Crawford has linked up with Griffith University, CSIRO and local businesses, and works with teachers from neighbouring primary schools to pass on what he has learnt.
“It’s important for science and teaching to take a collaborative approach,” he says.
Prime Minister’s Prize for Excellence in Teaching in Secondary Schools: Scott Sleap
As a young student, Scott Sleap was advised that he wasn’t suited for a career in science or engineering. Instead, he decided to be a teacher.

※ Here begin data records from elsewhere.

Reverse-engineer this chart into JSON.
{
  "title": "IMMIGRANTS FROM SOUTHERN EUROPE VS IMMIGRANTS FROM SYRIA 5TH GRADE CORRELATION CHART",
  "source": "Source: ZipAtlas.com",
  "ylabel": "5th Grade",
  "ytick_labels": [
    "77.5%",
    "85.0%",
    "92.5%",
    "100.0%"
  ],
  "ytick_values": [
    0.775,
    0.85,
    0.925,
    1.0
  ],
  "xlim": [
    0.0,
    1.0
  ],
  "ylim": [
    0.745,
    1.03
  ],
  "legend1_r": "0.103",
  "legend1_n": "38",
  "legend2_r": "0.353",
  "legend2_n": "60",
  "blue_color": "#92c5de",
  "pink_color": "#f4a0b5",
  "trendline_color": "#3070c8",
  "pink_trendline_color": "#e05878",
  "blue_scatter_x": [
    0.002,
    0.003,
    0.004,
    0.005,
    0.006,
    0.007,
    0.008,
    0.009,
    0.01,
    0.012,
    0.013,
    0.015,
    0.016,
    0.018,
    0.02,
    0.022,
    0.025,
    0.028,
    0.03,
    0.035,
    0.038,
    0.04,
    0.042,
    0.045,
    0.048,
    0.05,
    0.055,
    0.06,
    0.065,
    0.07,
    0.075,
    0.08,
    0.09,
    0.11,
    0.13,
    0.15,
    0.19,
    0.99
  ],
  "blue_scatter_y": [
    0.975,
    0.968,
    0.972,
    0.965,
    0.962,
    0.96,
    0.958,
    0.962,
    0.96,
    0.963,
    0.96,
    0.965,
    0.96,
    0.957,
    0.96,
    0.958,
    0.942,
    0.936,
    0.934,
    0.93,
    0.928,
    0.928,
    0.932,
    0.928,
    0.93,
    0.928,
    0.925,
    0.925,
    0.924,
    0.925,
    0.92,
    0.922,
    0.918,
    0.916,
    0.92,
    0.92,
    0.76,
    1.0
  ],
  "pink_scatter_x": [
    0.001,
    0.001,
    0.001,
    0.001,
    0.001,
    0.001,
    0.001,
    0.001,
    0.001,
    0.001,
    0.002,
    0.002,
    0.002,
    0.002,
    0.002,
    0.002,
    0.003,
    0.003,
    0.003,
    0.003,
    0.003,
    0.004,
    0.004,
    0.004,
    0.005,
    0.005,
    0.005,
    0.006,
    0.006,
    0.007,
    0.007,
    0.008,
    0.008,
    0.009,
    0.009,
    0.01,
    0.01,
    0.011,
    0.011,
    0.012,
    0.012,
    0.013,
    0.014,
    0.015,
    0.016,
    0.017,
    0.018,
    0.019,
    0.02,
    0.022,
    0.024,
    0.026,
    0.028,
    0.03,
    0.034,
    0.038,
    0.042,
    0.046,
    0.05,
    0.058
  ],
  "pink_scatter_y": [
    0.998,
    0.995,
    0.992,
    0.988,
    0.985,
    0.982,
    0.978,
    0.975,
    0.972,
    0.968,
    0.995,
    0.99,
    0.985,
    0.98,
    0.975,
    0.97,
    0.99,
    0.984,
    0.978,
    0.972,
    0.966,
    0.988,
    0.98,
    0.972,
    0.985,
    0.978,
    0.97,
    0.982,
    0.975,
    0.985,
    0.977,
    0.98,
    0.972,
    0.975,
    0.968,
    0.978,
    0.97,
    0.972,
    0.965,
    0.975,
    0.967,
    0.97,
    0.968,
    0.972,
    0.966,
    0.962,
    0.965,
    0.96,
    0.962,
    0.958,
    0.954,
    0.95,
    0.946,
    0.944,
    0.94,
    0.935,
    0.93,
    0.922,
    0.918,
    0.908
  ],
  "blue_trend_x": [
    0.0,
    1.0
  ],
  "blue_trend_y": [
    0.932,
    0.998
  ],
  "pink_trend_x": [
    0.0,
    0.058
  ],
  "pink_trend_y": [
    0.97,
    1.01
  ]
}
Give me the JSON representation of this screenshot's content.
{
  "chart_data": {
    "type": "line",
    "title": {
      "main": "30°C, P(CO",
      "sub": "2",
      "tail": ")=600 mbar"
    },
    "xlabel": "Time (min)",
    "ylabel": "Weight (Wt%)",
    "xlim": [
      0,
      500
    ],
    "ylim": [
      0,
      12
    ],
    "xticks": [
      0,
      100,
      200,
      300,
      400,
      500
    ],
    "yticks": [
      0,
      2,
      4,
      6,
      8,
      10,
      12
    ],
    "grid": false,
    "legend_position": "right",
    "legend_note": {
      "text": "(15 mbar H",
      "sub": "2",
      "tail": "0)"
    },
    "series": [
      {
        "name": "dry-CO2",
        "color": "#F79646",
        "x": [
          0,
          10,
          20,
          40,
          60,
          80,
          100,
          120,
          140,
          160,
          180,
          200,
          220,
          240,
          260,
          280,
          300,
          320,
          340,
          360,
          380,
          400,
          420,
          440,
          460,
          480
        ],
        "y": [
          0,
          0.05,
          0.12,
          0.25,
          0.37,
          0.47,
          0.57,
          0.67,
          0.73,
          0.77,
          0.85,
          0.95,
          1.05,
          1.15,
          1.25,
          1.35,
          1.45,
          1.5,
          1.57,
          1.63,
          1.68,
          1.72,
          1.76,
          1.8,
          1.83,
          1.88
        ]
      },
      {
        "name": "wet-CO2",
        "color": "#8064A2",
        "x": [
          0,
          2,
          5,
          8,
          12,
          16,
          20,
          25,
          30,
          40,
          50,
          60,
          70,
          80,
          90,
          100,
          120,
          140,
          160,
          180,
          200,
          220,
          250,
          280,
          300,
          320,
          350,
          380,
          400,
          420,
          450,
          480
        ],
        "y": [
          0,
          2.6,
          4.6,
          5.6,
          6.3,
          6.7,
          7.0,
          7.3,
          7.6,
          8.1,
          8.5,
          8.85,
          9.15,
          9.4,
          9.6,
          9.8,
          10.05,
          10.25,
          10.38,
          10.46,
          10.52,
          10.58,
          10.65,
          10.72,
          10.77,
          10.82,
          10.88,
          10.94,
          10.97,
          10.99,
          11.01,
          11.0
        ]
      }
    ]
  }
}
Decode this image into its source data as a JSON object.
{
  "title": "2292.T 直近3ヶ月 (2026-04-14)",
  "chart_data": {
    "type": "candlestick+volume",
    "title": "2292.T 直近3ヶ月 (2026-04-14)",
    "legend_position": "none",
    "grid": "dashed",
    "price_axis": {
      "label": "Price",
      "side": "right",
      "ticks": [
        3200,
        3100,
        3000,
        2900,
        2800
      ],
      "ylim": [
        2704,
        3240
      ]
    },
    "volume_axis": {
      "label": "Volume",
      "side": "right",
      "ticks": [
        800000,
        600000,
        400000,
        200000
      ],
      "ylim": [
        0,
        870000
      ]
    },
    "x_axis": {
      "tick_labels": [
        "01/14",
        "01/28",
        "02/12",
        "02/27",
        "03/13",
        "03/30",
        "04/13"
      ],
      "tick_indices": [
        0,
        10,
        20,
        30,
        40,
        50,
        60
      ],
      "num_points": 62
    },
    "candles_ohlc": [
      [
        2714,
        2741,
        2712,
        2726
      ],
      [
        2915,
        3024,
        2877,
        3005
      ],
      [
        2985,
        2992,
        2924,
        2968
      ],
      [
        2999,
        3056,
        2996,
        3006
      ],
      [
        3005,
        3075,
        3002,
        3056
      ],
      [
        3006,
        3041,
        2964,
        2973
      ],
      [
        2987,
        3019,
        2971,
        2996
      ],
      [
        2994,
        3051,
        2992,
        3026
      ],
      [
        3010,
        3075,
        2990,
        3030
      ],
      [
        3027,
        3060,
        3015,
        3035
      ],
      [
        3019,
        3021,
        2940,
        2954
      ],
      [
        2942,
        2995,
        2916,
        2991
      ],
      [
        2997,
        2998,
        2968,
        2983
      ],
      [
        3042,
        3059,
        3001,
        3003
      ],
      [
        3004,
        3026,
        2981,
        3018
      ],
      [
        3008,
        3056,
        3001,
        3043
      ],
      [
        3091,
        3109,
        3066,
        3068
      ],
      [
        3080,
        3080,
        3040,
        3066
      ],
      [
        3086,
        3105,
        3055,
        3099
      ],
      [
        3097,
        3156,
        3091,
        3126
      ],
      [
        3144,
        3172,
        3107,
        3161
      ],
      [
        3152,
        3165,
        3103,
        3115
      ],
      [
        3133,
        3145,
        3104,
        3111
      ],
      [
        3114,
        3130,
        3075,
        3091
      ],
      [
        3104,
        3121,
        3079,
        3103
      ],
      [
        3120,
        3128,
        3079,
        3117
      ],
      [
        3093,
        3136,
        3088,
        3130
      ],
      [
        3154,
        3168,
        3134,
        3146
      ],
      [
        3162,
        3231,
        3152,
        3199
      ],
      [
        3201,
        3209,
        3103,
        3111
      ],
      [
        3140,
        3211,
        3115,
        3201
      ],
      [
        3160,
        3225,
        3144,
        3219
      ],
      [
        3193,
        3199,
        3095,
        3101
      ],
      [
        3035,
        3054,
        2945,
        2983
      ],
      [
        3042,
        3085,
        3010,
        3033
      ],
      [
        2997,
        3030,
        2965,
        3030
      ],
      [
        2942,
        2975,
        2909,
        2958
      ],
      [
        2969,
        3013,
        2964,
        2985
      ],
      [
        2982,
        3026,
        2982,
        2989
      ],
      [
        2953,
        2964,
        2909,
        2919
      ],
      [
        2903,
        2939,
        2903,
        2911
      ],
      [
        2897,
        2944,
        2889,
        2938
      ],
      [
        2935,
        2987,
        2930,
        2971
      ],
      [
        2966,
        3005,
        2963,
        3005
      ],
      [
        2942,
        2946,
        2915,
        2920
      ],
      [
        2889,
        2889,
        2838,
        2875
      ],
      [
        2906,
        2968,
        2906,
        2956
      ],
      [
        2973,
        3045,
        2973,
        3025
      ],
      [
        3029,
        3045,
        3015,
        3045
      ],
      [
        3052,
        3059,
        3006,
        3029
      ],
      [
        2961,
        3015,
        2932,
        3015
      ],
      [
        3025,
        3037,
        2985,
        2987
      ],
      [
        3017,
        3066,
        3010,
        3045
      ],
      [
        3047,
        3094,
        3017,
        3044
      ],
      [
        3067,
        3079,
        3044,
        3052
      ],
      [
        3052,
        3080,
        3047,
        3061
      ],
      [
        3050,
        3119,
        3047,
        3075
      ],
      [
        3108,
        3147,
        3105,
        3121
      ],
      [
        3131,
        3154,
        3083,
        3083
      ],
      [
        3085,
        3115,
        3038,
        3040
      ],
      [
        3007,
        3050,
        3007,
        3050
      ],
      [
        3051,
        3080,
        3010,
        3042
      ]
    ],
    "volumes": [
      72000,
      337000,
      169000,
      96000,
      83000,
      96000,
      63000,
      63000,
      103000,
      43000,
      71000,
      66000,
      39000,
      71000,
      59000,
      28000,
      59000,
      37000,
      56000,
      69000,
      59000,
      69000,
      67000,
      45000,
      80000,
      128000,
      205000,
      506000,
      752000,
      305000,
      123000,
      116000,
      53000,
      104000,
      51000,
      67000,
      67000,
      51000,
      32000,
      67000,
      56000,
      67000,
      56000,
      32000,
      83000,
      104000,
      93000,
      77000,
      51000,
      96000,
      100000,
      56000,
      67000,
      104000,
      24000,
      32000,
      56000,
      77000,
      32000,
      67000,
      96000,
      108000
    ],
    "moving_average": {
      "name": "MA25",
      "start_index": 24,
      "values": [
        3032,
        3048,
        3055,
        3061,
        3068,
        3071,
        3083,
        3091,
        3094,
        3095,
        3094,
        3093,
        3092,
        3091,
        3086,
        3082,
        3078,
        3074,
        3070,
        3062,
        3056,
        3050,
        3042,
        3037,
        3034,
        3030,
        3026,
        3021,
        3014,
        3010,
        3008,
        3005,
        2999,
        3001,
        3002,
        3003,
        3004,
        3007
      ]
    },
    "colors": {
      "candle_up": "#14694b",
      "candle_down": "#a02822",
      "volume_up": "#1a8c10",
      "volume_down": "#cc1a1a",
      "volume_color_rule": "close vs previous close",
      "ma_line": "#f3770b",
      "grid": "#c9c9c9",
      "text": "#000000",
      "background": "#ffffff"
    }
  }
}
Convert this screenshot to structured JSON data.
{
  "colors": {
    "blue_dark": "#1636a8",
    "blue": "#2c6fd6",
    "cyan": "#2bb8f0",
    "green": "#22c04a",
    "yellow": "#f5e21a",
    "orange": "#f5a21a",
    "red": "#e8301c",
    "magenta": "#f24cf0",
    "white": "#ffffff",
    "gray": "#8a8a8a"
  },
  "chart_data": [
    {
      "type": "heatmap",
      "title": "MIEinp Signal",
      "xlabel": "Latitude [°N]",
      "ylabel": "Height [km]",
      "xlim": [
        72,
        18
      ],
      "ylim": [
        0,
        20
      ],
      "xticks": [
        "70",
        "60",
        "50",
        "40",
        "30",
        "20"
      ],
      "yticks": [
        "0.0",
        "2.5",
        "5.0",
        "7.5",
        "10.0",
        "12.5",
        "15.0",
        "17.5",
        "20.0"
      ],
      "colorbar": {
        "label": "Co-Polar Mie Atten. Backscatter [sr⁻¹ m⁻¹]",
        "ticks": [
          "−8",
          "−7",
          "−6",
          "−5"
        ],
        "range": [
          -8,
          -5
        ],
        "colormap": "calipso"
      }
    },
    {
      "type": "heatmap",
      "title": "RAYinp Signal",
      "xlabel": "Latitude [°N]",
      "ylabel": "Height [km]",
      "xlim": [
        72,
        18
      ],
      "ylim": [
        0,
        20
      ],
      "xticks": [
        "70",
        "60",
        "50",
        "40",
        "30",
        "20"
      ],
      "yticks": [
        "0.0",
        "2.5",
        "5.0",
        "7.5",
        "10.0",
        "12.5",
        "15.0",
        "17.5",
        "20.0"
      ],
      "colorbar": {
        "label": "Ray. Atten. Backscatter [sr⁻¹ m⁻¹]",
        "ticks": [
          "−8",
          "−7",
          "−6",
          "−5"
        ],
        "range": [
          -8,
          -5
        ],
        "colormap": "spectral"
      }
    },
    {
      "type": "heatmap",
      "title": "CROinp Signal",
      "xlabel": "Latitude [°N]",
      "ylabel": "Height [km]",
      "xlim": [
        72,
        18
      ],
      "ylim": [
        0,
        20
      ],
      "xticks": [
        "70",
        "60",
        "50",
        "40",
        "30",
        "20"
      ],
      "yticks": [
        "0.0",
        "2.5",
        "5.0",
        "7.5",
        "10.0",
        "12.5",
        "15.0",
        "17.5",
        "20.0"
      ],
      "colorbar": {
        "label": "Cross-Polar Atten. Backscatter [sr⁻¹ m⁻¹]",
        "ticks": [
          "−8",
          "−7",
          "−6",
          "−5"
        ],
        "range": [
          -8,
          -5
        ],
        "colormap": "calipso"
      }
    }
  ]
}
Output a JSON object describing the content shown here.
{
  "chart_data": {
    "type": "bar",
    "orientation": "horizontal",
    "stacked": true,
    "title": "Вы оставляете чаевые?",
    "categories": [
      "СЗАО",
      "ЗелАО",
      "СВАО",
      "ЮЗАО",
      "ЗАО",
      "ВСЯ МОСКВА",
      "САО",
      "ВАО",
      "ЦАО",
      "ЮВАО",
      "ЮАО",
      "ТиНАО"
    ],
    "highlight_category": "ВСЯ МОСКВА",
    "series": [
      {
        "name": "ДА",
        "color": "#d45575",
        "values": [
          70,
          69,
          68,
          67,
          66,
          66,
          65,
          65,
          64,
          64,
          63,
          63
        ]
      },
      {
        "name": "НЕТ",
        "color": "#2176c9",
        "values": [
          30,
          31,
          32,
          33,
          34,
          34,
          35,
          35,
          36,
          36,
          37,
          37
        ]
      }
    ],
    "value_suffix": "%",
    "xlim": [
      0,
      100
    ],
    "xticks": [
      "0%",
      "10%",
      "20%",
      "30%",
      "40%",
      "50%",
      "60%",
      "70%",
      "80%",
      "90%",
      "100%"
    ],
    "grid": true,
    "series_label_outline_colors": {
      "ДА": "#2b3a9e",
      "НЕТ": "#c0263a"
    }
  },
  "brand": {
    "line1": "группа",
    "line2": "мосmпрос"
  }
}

As the 2018 winner of the $50,000 Prime Minister’s Prize for Excellence in Teaching in Secondary Schools, he clearly took some questionable guidance and turned it into a brilliant career.
Further, he’s used his teaching expertise to propel a great many young Australians into studies of science, technology, engineering and mathematics.
Based at Cessnock, in the Hunter region of New South Wales, Sleap is a central figure in the Cessnock Learning Community and the Cessnock Academy of STEM Excellence, a partnership between Cessnock High School, its feeder primary schools, and local industry.
The academy works to create transition programs for students entering high school, and also to develop a community of teachers with solid STEM understanding and future-focused teaching skills.
The academy structure has been adopted by three other NSW regions.
In 2013 he started working with Regional Development Australia to build a curriculum model that integrates STEM courses and includes real-world industry perspectives. The model, called iSTEM, has been adopted in more than 260 NSW schools.
“What I really love about my job is being able to make a difference in a young person’s life,” Sleap says.